Novelist Kamila Shamsie to give T.S. Eliot Memorial Lecture (7 June)

Gary Hughes
Kamila Shamsie

Award-winning novelist Kamila Shamsie will give the University’s T.S. Eliot Memorial Lecture on 7 June.

Kamila, who was recently appointed as the inaugural New Imaginaries Fellow for the University’s Migration and Movement Signature Research Theme, will also lead a cross-disciplinary workshop (8 June) for colleagues and students on the implications for human movement of her novel Home Fire.

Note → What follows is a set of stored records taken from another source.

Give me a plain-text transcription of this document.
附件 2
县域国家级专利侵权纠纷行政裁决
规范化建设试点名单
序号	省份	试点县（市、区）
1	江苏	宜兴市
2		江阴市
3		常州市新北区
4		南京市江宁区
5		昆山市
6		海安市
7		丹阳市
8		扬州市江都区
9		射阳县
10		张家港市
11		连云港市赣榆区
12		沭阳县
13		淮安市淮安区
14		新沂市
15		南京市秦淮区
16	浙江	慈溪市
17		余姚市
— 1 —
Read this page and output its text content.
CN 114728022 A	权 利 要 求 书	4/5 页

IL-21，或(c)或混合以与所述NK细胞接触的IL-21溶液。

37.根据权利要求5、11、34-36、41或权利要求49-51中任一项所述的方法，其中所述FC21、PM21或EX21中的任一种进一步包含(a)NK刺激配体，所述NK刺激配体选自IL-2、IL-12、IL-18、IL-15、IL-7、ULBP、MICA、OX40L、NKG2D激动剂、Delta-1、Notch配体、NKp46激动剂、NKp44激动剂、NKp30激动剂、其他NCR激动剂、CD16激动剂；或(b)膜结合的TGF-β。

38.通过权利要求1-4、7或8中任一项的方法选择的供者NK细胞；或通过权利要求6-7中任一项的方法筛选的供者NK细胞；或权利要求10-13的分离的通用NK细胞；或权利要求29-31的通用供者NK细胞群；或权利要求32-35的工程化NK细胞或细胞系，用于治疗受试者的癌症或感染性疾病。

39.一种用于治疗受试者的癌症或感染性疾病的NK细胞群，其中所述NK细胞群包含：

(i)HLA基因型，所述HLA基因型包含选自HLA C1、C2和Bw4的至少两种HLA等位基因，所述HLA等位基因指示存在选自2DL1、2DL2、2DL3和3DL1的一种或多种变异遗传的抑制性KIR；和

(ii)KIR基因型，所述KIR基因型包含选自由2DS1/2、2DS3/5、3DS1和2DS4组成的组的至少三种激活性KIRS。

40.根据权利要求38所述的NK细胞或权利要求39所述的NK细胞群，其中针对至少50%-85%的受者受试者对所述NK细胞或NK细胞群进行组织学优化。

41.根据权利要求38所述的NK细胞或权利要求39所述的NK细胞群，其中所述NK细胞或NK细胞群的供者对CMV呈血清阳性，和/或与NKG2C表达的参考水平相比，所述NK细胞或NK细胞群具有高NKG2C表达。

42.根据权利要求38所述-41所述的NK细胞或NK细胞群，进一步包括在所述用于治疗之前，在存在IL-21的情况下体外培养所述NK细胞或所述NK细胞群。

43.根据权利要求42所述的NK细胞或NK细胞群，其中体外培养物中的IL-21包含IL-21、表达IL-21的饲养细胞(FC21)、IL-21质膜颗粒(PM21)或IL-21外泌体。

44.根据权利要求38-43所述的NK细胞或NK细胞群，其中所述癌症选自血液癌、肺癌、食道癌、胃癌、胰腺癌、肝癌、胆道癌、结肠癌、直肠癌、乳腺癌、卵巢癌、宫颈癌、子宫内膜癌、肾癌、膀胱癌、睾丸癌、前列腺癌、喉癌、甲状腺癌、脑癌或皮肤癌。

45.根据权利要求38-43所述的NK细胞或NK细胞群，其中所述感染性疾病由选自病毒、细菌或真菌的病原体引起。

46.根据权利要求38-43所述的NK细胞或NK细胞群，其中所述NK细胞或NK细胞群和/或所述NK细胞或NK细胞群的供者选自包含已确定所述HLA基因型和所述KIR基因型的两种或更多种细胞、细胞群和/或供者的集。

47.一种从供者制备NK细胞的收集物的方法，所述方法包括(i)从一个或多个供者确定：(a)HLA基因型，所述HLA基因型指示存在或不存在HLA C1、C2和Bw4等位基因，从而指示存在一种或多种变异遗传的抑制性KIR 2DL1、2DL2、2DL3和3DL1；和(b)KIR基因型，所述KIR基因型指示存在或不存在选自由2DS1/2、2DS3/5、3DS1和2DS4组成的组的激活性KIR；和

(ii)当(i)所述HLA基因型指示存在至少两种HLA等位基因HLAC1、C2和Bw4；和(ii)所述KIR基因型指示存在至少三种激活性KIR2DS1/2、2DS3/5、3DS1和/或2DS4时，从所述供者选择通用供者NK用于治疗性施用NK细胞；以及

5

The title of her lecture is ‘Waking alone/ At the hour when we are/Trembling with tenderness/Lips that would kiss/Form prayers to broken stone’: Literature’s power and powerlessness’.

Jointly hosted by the University’s School of English and its Institute for Cultural and Creative Industries, the lecture will take place at the Gulbenkian Arts Centre from 7.30pm – 8.30pm. Ticket details are available on our events site.

Kamila Shamsie is the author of seven novels, which have been translated into over 30 languages. Home Fire won the Women’s Prize for Fiction and the Hellenic Prize, and was longlisted for the Man Booker Prize; Burnt Shadows won the Premio Boccaccio (Italy) and was shortlisted for the Orange Prize for Fiction; A God in Every Stone was shortlisted for the Bailey’s Women’s Prize for Fiction and the DSC Prize for South Asian Literature (India). A Vice-President of the Royal Society of Literature and Professor of Creative Writing at the University of Manchester, she was one of Granta’s ‘Best of Young British Novelists’ in 2013. She grew up in Karachi, and now lives in London. Her next novel, Best of Friends, will be published this autumn.

The annual T.S. Eliot Memorial Lecture has been hosted by the University since 1967. Previous speakers have included W.H. Auden, Edward Said, Helen Vendler, Seamus Heaney, Kamau Brathwaite and Marina Warner. 2022 marks the 100th anniversary of the publication of Eliot’s major poem, The Waste Land.